Features
- This release introduces an absolute confidence metric based on unique and most common ngrams for each supported language. It allows to build a language detector from a single language only. Such a detector serves as a binary classifier, telling you whether some text is written in your selected language or not. (#235)
Improvements
-
The new absolute confidence metric helps to improve accuracy in low accuracy mode. The mean of average detection accuracy (single words, word pairs and sentences combined) increases from 77% to 80%.
-
The rule-based algorithm for the recognition of Japanese texts has been improved. Texts including both Japanese and Chinese characters are now classified more often correctly as Japanese instead of Chinese.
-
The characters
Щщ
are now correctly identified as possible indicators for the Ukrainian language, leading to slightly higher accuracy when identifying Ukrainian texts. -
The enums provided by this library can now be copied and pickled. (#199)
-
Members of the enums provided by this library can now be created dynamically with the function
from_str()
. (#225) -
The library can now be used with Azure Artifacts. (#209)
Bug Fixes
-
Text spans created by
LanguageDetector.detect_multiple_languages_of()
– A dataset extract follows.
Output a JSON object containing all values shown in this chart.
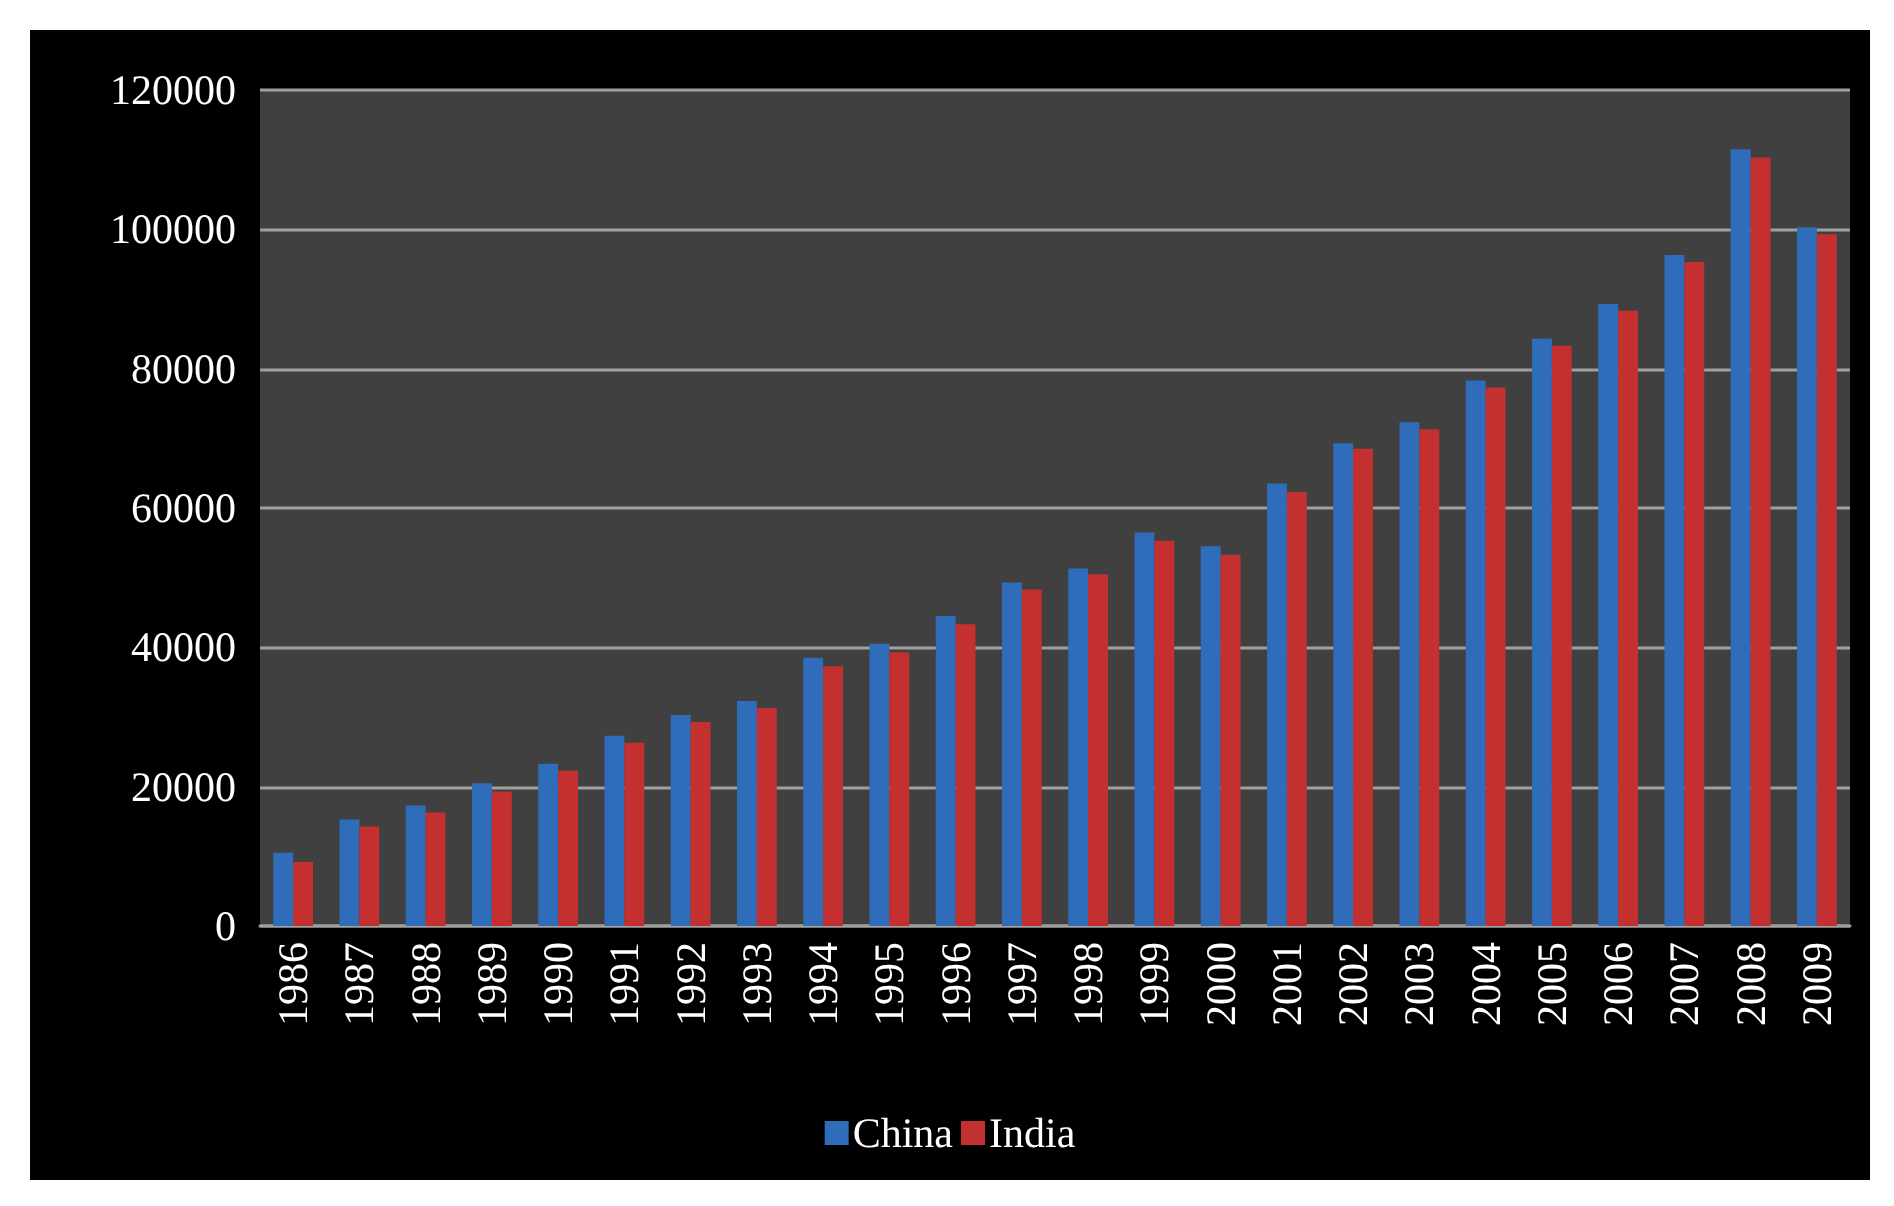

sometimes skipped characters in the last span. This has been fixed. -
The tokenization of texts written in the Devanagari alphabet was flawed. This has been fixed, leading to better detection accuracy for Hindi and Marathi.
-
The classes provided by this library are not part of the
builtins
module anymore but of the correctlingua
module. (#255)
Compatibility
- The newest Python 3.13 is now officially supported.
- Support for Python 3.8 and 3.9 has been dropped. The lowest supported Python version is 3.10 now.